Así que decidió escribir sobre sus lecturas. Escribir sobre escribir. Pero, también, escribir sobre lo que lo llevó a escribir. «Mi padre leía todo el tiempo», recuerda, y uno sabe que esa memoria de una mesa de luz llena de libros le dice algo a Peter sobre el misterio inasible del arte. Pasamos ¿Hay Alguien Ahí? leyendo cómo intenta lidiar con la muerte, el remordimiento y la ausencia. Peter Orner descubre día a día el enigma de los recuerdos —la herencia de alguien que ya no está— y la influencia que tienen en lo que nos hemos convertido.
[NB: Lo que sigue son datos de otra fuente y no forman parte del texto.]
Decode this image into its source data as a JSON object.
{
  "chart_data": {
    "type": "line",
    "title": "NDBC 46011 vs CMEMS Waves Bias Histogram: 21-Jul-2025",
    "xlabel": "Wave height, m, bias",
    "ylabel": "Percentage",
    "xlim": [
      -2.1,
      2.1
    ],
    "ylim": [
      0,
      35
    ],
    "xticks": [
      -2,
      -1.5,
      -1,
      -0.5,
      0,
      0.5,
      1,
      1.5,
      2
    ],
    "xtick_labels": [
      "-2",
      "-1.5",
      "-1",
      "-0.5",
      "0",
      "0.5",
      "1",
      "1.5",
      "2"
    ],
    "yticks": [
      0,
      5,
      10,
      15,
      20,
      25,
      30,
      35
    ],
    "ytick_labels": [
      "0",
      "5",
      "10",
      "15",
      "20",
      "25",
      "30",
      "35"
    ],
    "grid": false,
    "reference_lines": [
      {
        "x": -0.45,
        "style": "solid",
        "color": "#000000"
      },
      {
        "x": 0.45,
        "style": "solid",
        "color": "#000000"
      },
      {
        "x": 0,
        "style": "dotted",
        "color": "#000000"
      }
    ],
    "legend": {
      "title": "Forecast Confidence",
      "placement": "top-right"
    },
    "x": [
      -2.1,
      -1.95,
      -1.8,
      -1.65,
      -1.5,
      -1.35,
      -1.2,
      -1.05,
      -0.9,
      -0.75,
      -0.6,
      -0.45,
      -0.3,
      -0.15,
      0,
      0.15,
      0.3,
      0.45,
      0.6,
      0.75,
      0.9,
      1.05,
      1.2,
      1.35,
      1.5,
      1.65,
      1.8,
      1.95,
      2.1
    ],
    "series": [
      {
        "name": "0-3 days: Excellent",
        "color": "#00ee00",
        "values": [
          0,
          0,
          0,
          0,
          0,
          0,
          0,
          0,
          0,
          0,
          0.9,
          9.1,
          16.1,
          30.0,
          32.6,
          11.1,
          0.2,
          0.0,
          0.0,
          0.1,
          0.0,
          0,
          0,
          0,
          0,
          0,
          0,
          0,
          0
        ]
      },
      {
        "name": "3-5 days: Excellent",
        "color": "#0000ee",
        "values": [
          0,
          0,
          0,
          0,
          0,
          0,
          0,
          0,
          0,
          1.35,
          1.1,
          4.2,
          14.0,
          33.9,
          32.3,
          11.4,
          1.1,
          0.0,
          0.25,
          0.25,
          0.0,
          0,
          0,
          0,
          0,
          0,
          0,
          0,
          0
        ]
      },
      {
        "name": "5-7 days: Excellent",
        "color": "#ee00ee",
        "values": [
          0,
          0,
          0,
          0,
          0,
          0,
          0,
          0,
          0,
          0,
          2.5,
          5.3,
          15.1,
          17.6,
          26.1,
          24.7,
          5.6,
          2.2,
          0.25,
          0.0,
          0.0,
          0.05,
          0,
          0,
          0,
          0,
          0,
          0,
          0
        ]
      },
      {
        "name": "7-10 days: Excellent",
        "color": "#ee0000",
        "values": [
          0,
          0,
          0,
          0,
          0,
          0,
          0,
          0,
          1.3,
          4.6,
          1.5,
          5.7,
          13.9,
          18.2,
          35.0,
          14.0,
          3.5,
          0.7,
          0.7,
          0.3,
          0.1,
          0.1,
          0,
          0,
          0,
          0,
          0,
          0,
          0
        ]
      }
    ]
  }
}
Es inherente a la condición humana tener una relación problemática con su legado. En la alegoría del Angelus Novus, Walter Benjamin describe cómo el Ángel de la Historia ve en el pasado «una catástrofe única que amontona ruinas». Quiere detenerse y arreglarlo, pero no puede. «Desde el Paraíso sopla un huracán que se enreda en sus alas», cuenta Benjamin. «Ese huracán es el progreso». En su rugir caótico, el futuro arrastra todo, pero no lo deja atrás: se lo lleva puesto. Estando dentro del ojo pacífico de la tormenta podés pararte a contemplarlo. Es un segundo. No lo dejes pasar.
Am I Alone Here? en su idioma original. Fenomenal traducción, por cierto.